A horizontal line has appeared on my BTC chart ever since I tested the level of $91k back in November. “1D close below here = end of bull market.”
As bitcoin ETFs have experienced net outflows of over $2.4billion in February due to macroeconomic concerns, we are left wondering: is this a short-term correction or the beginnings of a longer downturn.
Now I find myself in that latter group. After posting intraday lows around $86k — a nearly -20% retracement from its peak — the market may well be due for a bounce, but the support breakdown level is likely to provide firm resistance and it will take some serious force to get back into the range. There’s no obvious catalyst in the short-term.
Last straw for Bybit hack
The recent Bybit hack — now attributed to a compromised Safe wallet developer — has shaken some investors’ confidence, perpetuating fear-driven selling.
Bybit claims that it has replenished ETH and appears to have no problem servicing withdrawals. However, the damage done to market liquidity can be seen.
Kadan Stadlemann, CTO of Komodo Platform, suggested that legislators may seek to further tighten protections for consumers.
“This could include mandatory insurance for user funds, stricter licensing requirements for exchanges and the establishment of dedicated regulatory bodies to oversee cryptocurrency operations,” Stadlemann said Blockworks.
Rate uncertainty, outflows and liquidations
MEXC COO Tracy Jin attributes the decline of bitcoin to ETF withdrawals, macroeconomic uncertainties and the Bybit Hack.
“Bitcoin has broken through the $90,000 level, triggering liquidations worth over $1 billion,” Jin noted. “ETF outflows have persisted for six consecutive days, surpassing $2.4 billion in February alone.”
At this point, there is no reason to question the Federal Reserve’s hawkish position in delaying the expected rate cut until the second half 2025. Interest rates that are higher for longer dampen the demand for bitcoin and other speculative investments, while US tariffs increase inflation fears. As noted by Truflation, not everyone shares this opinion.
Bright Spots: Uniswap SEC victory and Saylor’s Strategy
Despite yesterday’s bearish mood, DeFi scored a big win: the SEC dropped its investigation of Uniswap. Kevin Rusher of RAAC sees it as a crucial moment.

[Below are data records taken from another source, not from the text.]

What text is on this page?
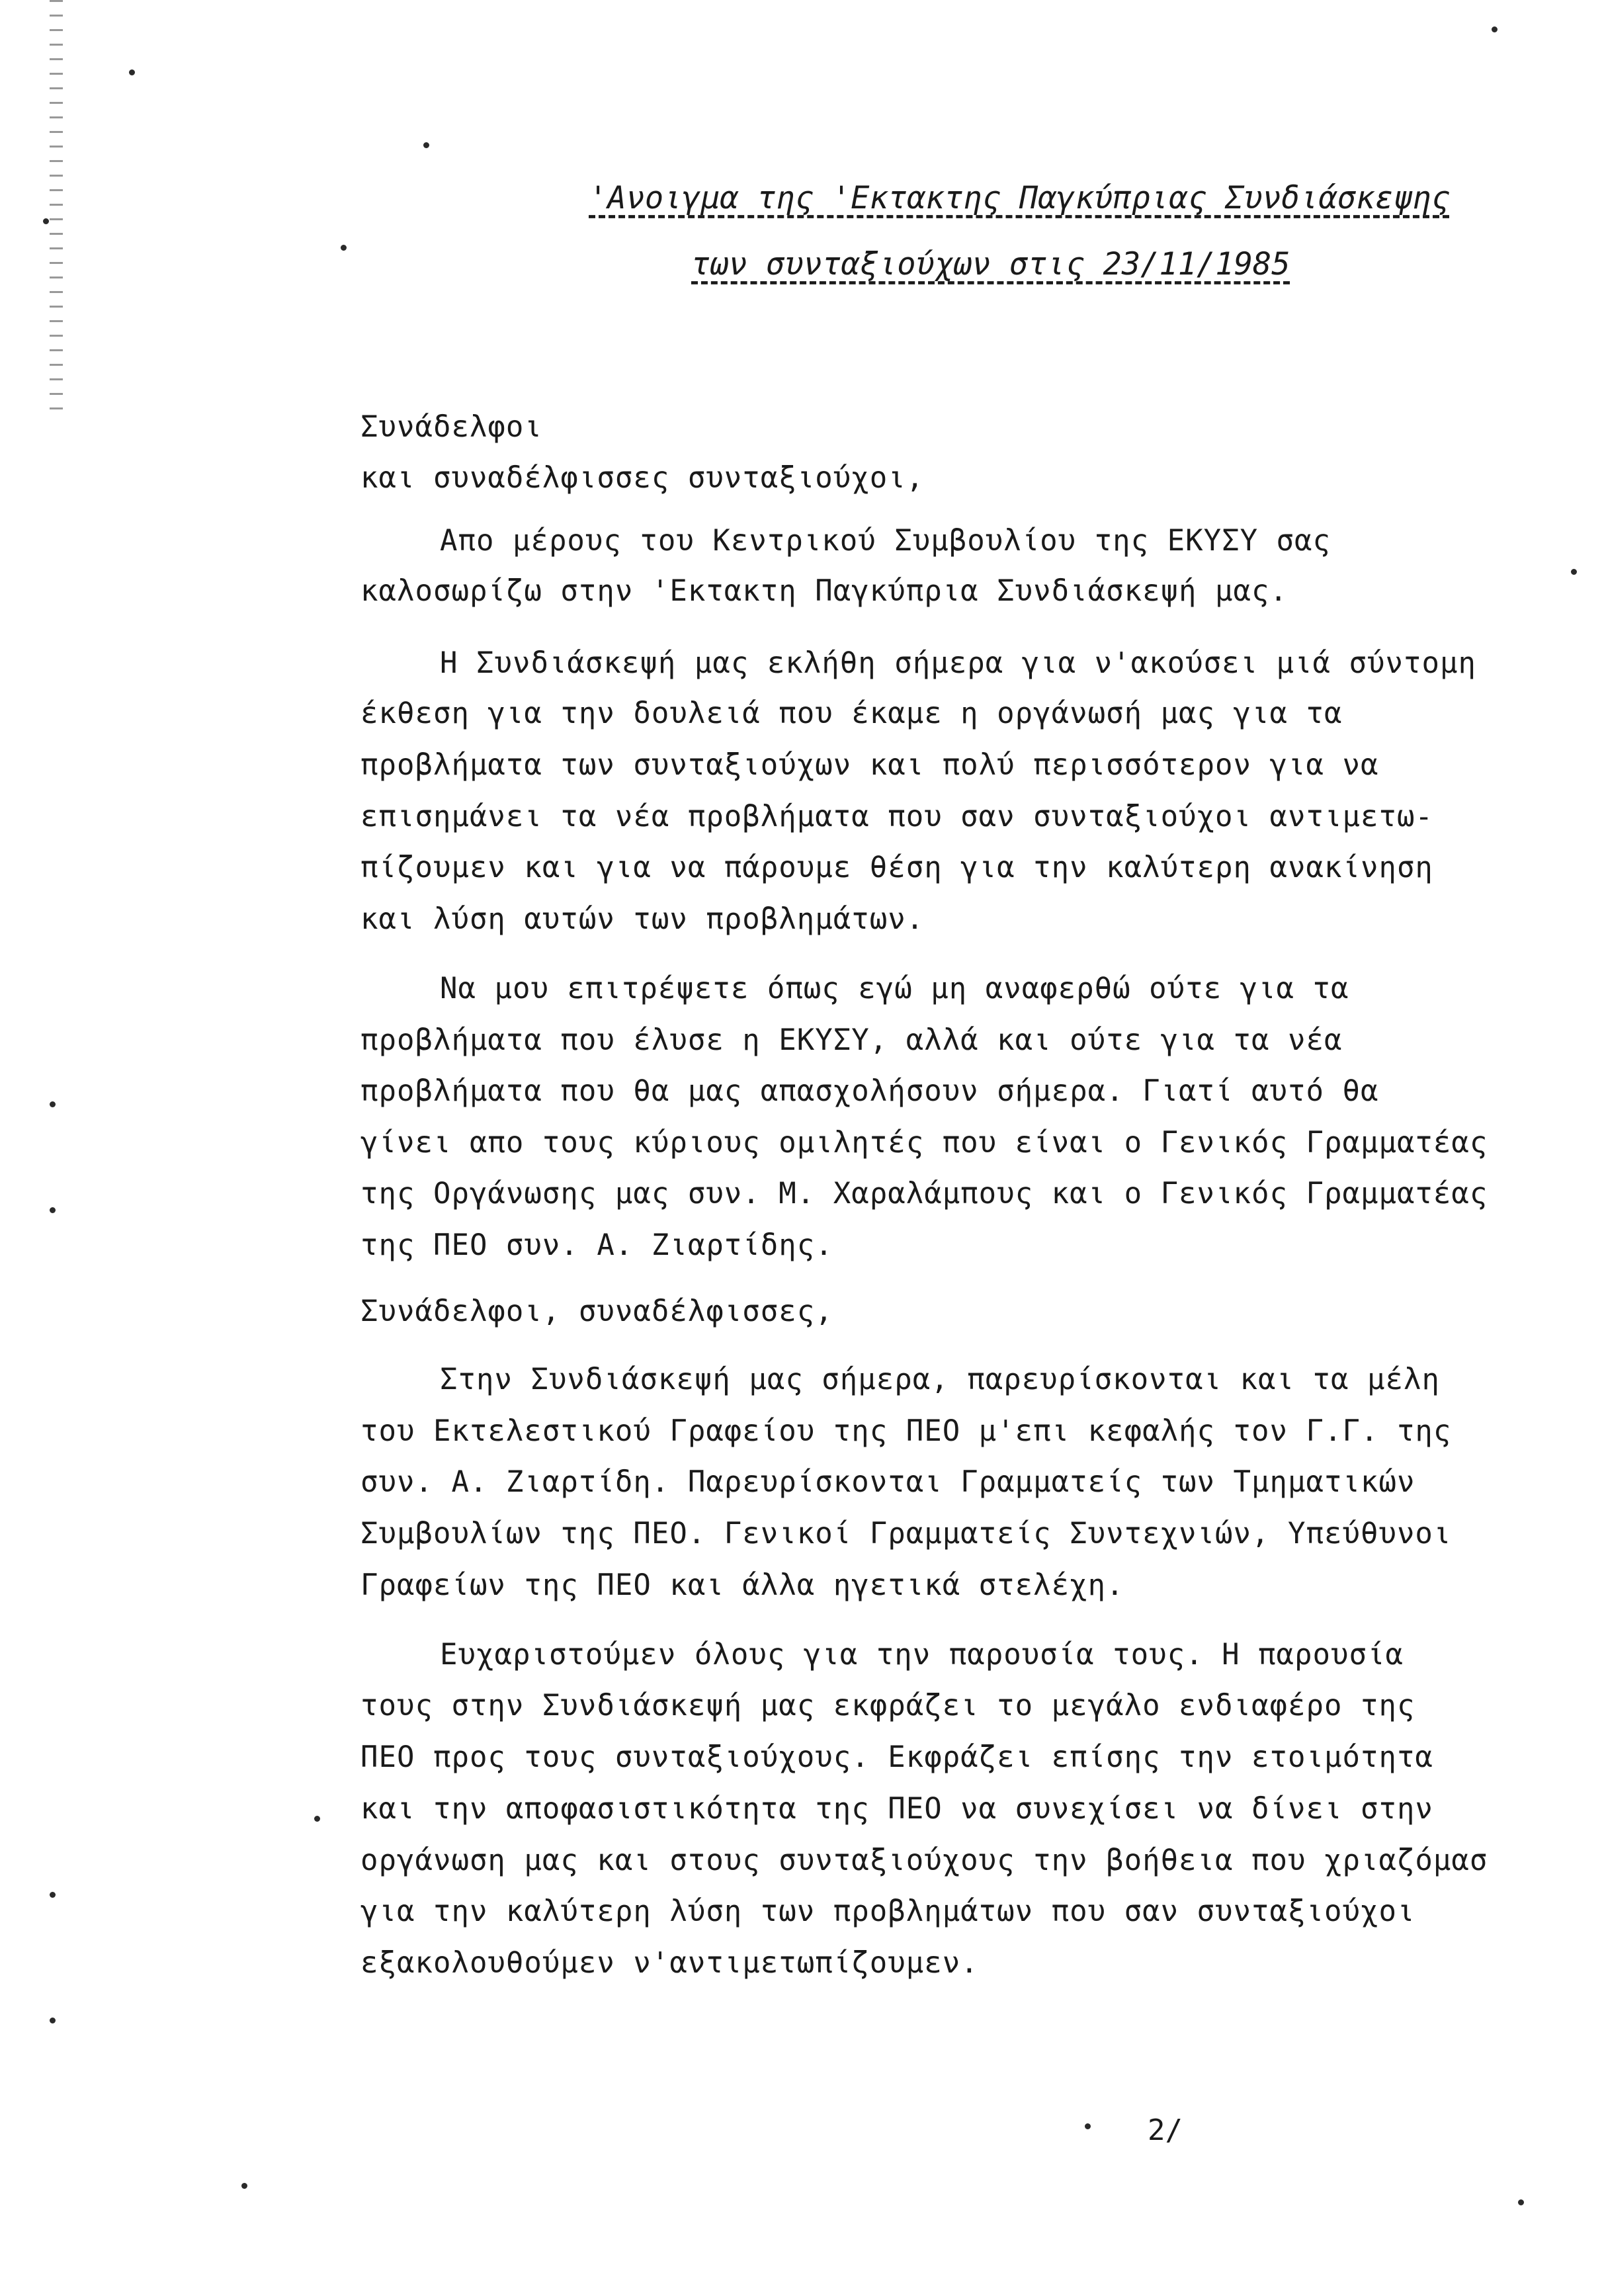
'Ανοιγμα της 'Εκτακτης Παγκύπριας Συνδιάσκεψης
των συνταξιούχων στις 23/11/1985
Συνάδελφοι
και συναδέλφισσες συνταξιούχοι,
Απο μέρους του Κεντρικού Συμβουλίου της ΕΚΥΣΥ σας
καλοσωρίζω στην 'Εκτακτη Παγκύπρια Συνδιάσκεψή μας.
Η Συνδιάσκεψή μας εκλήθη σήμερα για ν'ακούσει μιά σύντομη
έκθεση για την δουλειά που έκαμε η οργάνωσή μας για τα
προβλήματα των συνταξιούχων και πολύ περισσότερον για να
επισημάνει τα νέα προβλήματα που σαν συνταξιούχοι αντιμετω-
πίζουμεν και για να πάρουμε θέση για την καλύτερη ανακίνηση
και λύση αυτών των προβλημάτων.
Να μου επιτρέψετε όπως εγώ μη αναφερθώ ούτε για τα
προβλήματα που έλυσε η ΕΚΥΣΥ, αλλά και ούτε για τα νέα
προβλήματα που θα μας απασχολήσουν σήμερα. Γιατί αυτό θα
γίνει απο τους κύριους ομιλητές που είναι ο Γενικός Γραμματέας
της Οργάνωσης μας συν. Μ. Χαραλάμπους και ο Γενικός Γραμματέας
της ΠΕΟ συν. Α. Ζιαρτίδης.
Συνάδελφοι, συναδέλφισσες,
Στην Συνδιάσκεψή μας σήμερα, παρευρίσκονται και τα μέλη
του Εκτελεστικού Γραφείου της ΠΕΟ μ'επι κεφαλής τον Γ.Γ. της
συν. Α. Ζιαρτίδη. Παρευρίσκονται Γραμματείς των Τμηματικών
Συμβουλίων της ΠΕΟ. Γενικοί Γραμματείς Συντεχνιών, Υπεύθυνοι
Γραφείων της ΠΕΟ και άλλα ηγετικά στελέχη.
Ευχαριστούμεν όλους για την παρουσία τους. Η παρουσία
τους στην Συνδιάσκεψή μας εκφράζει το μεγάλο ενδιαφέρο της
ΠΕΟ προς τους συνταξιούχους. Εκφράζει επίσης την ετοιμότητα
και την αποφασιστικότητα της ΠΕΟ να συνεχίσει να δίνει στην
οργάνωση μας και στους συνταξιούχους την βοήθεια που χριαζόμασ
για την καλύτερη λύση των προβλημάτων που σαν συνταξιούχοι
εξακολουθούμεν ν'αντιμετωπίζουμεν.
2/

“The SEC dropping its investigation into Uniswap isn’t enough to drag the market out of its current hole, but it’s a massive win for crypto,” Rusher said. “This decision paves the way for a shift from memecoins to projects with real utility.”
DeFi should be able to grow in the future with more clarity.
Michael Saylor remains, as usual, bullish. In the last seven days, Strategy ($MSTR), now renamed Strategy $MSTR, has spent over $2 billion to acquire 20,356 BTC. Saylor has continued to accumulate MSTR stock as its premium relative to NAV dropped to the lowest level in over a year.
Buy the dip, or do you expect an even deeper correction? Given BTC breaking key support, short-term downside risk remains. Long-term fundamentals — institutional adoption and regulatory clarity — still favor crypto. Coming days will reveal a lot. If BTC fails to reclaim $90,000–$96,000, one would expect a deeper correction into the $70s. Bitcoin’s bull-market may have more legs if ETF withdrawals stop and risk appetite increases.